A inflamação desempenha um papel importante no desenvolvimento do diabetes que é um importante problema de saúde global. A doença periodontal envolve reações inflamatórias que afetam os tecidos que circundam os dentes. A inflamação, por sua vez, é uma importante causa de diabetes por meio do aumento da resistência à insulina e disfunção endotelial. A doença periodontal também é comum na população em geral. Como a doença periodontal e a falta de higiene bucal podem provocar bacteremia transitória (bactérias na corrente sanguínea) e inflamação sistêmica, foi então criada a hipotese da possibilidade de que a doença periodontal e os indicadores de higiene bucal pudessem estar associados à ocorrência de diabetes de início recente.
Um estudo feito por autores que declararam não possuir conflitos de interesse foi realizado a partir de informações do banco de dados nacional de saúde da Coreia do Sul e publicado em 2020 na revista científica Diabetologia, que é a revista oficial da Associação Europeia para o Estudo da Diabetes.
Foram analisados dados de 188.013 indivíduos do Sistema Nacional de Seguro de Saúde da Coreia no Coorte de Rastreio de Saúde, que possuíam dados completos e não tinham diabetes no início (2003-2006).
Os comportamentos de higiene bucal, incluindo frequência de escovação e visitas ou limpezas dentárias foram coletados. Durante um acompanhamento médio de 10 anos, houve 31.545 novos casos de diabetes, com uma taxa global estimada de eventos em 10 anos de 16,1%. A taxa foi de 17,2% para aqueles com doença periodontal na linha de base versus 15,8% para aqueles sem, o que foi uma diferença significativa mesmo após ajustes para múltiplos fatores de confusão.
Comparado com a ausência de dentes, a taxa de eventos para diabetes de início recente aumentou de 15,4% para quando havia apenas um dente ausente; e para 21,4% para quando havia 15 dentes ausentes.

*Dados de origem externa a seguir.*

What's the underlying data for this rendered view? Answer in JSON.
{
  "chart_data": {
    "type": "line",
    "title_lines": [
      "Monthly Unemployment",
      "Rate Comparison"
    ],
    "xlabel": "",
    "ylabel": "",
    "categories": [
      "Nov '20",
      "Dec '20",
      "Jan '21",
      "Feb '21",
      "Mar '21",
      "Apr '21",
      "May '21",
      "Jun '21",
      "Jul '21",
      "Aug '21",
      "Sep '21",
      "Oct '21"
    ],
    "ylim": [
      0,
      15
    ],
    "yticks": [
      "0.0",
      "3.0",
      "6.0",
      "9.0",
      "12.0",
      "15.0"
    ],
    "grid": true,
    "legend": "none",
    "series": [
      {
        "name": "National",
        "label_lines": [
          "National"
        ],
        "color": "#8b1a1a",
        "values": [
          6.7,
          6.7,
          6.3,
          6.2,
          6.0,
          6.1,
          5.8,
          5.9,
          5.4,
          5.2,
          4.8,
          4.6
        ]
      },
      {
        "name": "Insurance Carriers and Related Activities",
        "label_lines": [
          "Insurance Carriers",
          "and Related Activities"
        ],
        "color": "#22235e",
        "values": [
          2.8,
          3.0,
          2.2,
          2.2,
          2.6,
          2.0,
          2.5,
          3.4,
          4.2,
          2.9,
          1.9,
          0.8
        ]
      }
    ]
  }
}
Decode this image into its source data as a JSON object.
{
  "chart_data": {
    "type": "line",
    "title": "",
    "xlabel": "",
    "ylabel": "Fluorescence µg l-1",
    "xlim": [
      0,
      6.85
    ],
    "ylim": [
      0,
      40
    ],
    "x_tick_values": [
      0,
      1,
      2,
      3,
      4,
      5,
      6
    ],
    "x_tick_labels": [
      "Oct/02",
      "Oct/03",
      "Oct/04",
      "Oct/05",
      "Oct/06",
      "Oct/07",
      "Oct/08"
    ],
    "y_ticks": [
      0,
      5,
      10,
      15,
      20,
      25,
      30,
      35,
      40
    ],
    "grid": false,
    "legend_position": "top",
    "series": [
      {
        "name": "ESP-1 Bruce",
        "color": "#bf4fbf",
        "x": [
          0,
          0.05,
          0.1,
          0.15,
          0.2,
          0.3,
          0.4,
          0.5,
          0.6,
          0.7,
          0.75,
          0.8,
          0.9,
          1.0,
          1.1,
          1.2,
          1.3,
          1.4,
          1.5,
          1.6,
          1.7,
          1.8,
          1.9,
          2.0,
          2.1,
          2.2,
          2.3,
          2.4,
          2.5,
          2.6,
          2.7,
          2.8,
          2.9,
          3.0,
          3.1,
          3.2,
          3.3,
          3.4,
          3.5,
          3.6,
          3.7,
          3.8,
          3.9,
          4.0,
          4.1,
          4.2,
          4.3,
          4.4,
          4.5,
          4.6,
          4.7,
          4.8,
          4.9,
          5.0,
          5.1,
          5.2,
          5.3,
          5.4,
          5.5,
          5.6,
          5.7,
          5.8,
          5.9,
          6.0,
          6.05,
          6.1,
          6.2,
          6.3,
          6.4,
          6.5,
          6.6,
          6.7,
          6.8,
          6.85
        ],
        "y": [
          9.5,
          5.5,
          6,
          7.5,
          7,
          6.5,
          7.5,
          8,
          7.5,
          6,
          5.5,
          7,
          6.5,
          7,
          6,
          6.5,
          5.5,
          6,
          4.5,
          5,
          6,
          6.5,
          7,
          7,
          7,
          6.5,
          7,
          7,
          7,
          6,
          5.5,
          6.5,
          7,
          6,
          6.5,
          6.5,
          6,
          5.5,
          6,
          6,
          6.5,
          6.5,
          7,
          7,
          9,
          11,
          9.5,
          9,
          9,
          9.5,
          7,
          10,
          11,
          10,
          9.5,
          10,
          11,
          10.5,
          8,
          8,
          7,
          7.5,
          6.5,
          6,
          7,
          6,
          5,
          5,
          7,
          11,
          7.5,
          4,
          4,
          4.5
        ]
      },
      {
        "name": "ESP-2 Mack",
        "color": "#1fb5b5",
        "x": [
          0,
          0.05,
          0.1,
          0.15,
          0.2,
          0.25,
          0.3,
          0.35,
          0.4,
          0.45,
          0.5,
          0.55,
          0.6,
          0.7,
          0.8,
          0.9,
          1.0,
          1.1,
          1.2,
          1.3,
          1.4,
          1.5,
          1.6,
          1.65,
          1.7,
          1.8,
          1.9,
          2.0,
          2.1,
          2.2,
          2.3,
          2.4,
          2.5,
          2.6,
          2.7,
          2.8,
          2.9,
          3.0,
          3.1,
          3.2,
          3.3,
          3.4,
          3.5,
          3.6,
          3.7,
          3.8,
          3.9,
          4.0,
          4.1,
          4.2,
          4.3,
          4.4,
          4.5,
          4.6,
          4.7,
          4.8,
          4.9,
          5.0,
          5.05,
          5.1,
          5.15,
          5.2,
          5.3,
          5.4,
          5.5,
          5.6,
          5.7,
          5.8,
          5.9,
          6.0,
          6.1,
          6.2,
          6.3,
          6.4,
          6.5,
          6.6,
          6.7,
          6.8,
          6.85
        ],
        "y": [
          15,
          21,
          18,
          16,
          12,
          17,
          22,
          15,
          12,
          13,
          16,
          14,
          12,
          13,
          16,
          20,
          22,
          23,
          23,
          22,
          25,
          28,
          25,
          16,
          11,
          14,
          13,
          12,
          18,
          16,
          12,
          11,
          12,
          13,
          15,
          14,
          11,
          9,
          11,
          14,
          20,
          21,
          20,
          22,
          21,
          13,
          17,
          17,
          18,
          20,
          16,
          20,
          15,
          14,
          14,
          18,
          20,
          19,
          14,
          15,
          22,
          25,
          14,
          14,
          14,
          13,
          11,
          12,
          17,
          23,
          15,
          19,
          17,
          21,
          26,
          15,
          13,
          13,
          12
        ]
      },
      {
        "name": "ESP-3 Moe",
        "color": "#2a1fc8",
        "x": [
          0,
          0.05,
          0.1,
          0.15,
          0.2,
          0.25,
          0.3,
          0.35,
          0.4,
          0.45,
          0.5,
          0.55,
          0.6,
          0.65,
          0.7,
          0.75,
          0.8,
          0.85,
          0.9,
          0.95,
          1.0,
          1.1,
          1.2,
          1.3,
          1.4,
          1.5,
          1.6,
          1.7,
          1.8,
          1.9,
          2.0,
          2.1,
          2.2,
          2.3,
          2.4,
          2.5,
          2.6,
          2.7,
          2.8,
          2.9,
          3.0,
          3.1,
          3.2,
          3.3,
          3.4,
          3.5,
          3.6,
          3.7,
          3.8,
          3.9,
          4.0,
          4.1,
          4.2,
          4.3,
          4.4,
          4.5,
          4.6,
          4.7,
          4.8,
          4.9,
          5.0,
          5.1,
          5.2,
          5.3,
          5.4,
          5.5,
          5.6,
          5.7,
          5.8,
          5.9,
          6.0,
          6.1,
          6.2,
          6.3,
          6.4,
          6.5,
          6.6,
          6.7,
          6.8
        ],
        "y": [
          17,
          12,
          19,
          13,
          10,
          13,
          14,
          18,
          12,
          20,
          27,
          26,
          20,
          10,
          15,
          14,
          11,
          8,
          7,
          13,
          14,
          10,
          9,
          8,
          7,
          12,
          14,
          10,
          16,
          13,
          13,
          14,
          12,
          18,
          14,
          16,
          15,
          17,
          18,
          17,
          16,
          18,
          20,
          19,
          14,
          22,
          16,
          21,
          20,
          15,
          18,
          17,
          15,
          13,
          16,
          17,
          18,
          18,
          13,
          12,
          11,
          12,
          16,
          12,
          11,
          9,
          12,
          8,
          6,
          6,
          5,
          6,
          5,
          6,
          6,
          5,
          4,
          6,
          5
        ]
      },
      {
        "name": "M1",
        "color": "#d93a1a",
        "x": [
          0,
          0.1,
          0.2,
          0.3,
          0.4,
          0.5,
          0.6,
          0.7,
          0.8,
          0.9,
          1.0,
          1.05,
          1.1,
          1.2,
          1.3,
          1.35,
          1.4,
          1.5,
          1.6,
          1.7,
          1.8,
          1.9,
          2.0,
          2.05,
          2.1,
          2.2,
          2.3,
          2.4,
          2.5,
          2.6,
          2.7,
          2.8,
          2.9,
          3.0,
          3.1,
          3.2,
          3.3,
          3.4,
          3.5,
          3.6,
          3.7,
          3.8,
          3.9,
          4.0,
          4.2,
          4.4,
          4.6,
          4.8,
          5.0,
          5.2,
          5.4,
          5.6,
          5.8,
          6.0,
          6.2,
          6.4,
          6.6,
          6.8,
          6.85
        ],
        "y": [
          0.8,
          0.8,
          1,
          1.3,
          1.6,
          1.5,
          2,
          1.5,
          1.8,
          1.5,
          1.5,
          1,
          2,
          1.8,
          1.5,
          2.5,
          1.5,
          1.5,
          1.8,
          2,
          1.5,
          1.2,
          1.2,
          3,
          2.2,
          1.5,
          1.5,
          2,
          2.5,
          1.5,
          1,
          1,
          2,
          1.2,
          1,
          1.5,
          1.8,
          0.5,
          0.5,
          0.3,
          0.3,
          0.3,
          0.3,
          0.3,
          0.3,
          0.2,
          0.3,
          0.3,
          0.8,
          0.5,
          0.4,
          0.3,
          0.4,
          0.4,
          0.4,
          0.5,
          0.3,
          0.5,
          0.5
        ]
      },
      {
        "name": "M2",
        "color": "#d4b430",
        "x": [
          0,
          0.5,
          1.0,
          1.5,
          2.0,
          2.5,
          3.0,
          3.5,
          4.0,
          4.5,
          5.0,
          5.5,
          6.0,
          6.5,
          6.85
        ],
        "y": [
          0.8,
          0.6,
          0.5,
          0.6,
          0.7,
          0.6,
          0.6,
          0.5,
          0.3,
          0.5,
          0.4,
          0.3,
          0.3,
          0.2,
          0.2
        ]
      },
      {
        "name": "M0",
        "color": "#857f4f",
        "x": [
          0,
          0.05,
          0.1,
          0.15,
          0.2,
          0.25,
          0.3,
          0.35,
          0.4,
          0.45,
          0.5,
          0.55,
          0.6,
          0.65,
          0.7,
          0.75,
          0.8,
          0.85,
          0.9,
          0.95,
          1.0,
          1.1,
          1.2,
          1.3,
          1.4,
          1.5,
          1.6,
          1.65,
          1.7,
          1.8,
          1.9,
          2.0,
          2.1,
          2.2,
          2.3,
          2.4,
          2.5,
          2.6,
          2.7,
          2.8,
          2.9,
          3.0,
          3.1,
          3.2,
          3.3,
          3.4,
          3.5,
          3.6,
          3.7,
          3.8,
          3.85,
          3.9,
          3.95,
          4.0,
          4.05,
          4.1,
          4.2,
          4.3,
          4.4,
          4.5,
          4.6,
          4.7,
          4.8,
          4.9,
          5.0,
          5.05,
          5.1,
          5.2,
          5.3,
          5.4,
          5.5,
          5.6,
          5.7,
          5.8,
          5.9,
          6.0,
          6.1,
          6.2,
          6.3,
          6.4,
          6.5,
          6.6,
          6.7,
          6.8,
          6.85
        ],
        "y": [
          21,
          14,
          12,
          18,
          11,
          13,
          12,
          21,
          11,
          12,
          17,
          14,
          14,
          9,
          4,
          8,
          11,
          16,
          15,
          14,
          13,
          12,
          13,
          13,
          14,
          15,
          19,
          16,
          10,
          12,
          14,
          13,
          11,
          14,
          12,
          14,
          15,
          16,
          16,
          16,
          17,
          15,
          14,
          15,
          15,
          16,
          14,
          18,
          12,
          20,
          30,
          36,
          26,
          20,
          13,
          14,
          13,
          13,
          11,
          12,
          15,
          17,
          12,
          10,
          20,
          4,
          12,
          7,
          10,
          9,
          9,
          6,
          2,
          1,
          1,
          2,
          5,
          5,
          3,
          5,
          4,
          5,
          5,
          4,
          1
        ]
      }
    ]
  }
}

Quanto ao número de escovações diárias feitas pelo indivíduo, aqueles que escovaram três ou mais vezes ao dia tiveram um risco significativamente menor de diabetes de início recente comparado com quem fazia escovação apenas até uma vez ao dia.
Os autores do estudo concluíram então, baseados nesses dados, que a escovação frequente dos dentes pode ser um fator atenuante e a presença de doença periodontal e um número aumentado de dentes ausentes podem ser fatores que aumentam a ocorrência de diabetes de início recente.
Melhorar a higiene bucal pode estar associado a um risco reduzido de ocorrência de diabetes de início recente. Vamos repassar essa informação para o maior número de pessoas já que, muitas vezes, muitos indivíduos negligenciam os cuidados da saúde bucal achando ser uma questão menor e sem importância.
Para finalizar faço aqui uma analogia grotesca. No comércio de equinos, há muito tempo já se sabe que, para se precaver contra as manobras fraudulentas de algum vendedor querendo usar de métodos dolosos no mercado de cavalos, pode-se por meio do exame bucal e pelo estado da arcada dentária aferir o estado do animal. Um bom conhecedor de equinos consegue, pela saúde bucal, identificar a idade e saúde geral do animal com relativa precisão. Vem daí portanto aquele antigo provérbio, "a cavalo dado não se olha os dentes".